When discharging slag, the feed valve 14 of the filter 3, the filtrate outlet valve 15 of the filter 3, the outlet valve 16 of the filtrate pump, the overflow valve 17 of the filter, the filtrate return valve 18, the sampling valve 19 and the outlet valve 20 of the discharge pump are closed, and the discharge valve 21 of the filter is opened. Discharging residual liquid at the bottom of the horizontal filter 3 into a discharge tank 6 through a filter discharge valve 21, closing the filter discharge valve 21 after discharging is finished, opening a shell at the rear part of a flange of the horizontal filter 3 through a hydraulic mechanism, discharging slag by assisting compressed air vibration, and tightly closing the shell flange of the horizontal filter 3 through the hydraulic mechanism after discharging slag is finished; after the horizontal filter 3 is qualified and the filter cake is built, opening the outlet valve 20 of the discharge pump and the outlet valve 15 of the filter 3 filtrate, and feeding all the discharged materials in the slag discharge groove 6 back to the horizontal filter 3 for filtering through the discharge pump 7 and the outlet valve 20 of the discharge pump; the ash discharged by the horizontal filter 3 is sent to an ash recovery device outside the battery limits.

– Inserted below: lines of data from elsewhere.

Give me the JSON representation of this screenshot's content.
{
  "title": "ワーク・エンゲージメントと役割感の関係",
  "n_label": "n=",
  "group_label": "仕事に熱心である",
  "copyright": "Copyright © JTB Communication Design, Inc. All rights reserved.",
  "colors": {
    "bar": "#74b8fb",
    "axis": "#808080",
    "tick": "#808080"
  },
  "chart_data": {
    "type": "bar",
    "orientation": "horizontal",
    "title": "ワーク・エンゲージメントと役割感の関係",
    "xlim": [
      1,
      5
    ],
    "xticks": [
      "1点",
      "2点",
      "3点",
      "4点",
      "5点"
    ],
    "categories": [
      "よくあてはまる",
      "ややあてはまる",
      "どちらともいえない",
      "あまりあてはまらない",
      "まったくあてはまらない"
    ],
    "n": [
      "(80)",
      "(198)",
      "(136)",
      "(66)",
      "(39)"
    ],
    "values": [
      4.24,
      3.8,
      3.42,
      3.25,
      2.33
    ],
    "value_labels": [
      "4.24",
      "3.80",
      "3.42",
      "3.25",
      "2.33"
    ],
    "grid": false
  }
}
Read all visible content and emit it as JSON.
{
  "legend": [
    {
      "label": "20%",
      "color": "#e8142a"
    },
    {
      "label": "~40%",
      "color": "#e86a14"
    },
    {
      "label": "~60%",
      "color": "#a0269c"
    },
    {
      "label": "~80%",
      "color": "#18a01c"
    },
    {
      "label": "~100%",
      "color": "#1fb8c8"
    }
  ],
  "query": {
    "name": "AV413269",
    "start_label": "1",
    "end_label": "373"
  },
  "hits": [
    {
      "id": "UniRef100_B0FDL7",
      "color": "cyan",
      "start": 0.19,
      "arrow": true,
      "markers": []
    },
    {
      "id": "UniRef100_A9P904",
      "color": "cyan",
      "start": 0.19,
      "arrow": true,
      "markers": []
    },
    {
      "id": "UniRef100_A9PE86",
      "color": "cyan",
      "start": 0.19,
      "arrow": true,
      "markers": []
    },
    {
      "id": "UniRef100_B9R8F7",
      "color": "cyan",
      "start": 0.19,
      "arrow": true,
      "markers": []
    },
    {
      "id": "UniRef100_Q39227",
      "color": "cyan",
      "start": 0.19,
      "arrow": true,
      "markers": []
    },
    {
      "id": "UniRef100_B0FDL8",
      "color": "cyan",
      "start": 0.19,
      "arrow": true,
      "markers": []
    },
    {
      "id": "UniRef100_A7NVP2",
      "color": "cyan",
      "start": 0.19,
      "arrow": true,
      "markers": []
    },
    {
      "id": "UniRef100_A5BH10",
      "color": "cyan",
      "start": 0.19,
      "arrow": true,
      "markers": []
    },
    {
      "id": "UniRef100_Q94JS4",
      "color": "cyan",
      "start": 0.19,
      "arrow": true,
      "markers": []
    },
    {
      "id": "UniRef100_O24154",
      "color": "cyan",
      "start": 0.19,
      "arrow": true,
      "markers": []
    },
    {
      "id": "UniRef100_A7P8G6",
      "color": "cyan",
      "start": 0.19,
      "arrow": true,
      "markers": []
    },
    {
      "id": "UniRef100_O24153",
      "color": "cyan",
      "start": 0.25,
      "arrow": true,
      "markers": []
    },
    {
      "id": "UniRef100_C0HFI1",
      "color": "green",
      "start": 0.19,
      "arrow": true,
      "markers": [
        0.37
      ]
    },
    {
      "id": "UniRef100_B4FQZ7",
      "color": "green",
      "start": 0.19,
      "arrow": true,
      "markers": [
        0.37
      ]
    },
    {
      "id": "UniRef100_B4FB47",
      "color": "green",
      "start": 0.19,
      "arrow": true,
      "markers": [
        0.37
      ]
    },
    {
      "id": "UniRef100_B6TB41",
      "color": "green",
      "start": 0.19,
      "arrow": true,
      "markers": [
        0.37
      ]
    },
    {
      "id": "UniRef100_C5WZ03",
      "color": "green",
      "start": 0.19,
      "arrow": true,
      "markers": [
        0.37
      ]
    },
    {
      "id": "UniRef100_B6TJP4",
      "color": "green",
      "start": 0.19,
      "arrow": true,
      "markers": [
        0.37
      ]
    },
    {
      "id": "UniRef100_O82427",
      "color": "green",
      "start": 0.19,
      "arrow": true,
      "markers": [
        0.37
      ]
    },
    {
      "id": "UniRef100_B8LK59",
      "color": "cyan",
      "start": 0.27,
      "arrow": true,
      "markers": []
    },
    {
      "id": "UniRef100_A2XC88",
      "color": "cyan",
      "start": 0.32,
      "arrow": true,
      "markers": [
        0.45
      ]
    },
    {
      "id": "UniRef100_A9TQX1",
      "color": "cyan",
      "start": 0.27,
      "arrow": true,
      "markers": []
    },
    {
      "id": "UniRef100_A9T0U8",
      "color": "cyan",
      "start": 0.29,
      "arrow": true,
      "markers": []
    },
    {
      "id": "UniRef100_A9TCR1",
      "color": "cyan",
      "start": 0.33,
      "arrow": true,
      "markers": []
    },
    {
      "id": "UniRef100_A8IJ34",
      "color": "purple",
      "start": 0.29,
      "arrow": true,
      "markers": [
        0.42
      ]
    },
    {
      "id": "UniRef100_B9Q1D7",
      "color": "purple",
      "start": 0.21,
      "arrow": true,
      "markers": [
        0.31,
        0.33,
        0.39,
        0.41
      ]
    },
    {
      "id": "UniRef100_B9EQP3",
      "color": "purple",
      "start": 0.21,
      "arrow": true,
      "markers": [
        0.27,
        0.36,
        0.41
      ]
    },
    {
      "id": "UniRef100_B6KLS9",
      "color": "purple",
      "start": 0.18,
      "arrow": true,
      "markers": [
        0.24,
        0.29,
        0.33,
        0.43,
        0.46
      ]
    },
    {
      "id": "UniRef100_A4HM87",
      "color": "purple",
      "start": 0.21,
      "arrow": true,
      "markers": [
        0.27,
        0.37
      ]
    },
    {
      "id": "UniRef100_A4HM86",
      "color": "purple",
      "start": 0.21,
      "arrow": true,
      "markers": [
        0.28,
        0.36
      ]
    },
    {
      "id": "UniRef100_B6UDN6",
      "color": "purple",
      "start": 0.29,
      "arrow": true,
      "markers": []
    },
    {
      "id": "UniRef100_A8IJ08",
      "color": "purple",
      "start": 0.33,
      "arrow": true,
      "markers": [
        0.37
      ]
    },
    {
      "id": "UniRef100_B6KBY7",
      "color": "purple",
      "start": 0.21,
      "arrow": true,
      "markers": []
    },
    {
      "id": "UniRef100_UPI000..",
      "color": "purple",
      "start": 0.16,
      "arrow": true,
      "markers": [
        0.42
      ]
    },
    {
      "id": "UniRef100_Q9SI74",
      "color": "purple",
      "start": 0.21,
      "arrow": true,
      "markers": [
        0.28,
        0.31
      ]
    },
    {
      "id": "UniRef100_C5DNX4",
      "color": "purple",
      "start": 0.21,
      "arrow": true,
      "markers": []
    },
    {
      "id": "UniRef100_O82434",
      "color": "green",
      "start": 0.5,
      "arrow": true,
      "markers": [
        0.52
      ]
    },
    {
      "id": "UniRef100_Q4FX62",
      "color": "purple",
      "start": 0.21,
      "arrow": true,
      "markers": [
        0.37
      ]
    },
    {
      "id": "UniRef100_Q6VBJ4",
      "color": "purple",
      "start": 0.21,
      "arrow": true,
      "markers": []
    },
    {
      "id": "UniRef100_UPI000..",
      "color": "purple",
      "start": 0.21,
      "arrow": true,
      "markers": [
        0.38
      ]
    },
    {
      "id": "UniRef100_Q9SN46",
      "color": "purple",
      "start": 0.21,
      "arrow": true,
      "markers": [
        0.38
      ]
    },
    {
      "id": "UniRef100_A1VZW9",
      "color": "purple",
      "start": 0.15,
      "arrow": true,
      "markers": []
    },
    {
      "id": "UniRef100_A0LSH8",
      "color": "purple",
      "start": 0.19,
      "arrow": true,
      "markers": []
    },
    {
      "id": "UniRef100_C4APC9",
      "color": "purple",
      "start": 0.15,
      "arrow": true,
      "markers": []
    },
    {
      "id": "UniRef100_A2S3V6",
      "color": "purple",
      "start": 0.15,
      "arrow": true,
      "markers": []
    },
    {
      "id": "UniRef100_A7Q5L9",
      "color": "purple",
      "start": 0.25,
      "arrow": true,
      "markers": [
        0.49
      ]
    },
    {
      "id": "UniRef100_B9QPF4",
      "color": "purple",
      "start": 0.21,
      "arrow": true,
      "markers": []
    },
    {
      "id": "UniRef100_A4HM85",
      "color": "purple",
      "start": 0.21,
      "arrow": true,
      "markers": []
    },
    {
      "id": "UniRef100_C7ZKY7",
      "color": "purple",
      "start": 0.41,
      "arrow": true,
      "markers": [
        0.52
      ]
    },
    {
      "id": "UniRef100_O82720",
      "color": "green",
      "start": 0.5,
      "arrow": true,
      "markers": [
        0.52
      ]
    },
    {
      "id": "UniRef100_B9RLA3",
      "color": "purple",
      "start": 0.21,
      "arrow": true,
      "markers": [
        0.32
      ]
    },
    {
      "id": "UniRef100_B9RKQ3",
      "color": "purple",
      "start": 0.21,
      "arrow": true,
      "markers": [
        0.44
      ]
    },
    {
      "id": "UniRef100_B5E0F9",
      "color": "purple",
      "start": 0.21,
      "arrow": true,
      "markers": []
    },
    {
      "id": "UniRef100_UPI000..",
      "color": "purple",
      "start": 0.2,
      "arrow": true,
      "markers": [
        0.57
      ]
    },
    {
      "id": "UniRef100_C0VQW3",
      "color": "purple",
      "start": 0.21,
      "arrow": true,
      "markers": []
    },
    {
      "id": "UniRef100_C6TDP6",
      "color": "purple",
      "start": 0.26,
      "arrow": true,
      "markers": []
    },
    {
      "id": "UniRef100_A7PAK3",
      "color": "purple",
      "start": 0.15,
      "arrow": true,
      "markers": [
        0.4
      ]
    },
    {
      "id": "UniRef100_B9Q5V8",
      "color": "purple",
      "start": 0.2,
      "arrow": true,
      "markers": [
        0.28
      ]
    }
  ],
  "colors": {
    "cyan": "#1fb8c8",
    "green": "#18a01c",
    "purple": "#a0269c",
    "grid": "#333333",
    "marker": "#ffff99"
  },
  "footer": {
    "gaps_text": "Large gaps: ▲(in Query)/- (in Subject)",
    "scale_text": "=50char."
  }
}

Finally, it should be noted that: the above embodiments are only used to illustrate the technical solution of the present invention, and not to limit the same; while the invention has been described in detail and with reference to the foregoing embodiments, it will be understood by those skilled in the art that: the technical solutions described in the foregoing embodiments may still be modified, or some or all of the technical features may be equivalently replaced; and the modifications or the substitutions do not make the essence of the corresponding technical solutions depart from the scope of the technical solutions of the embodiments of the present invention.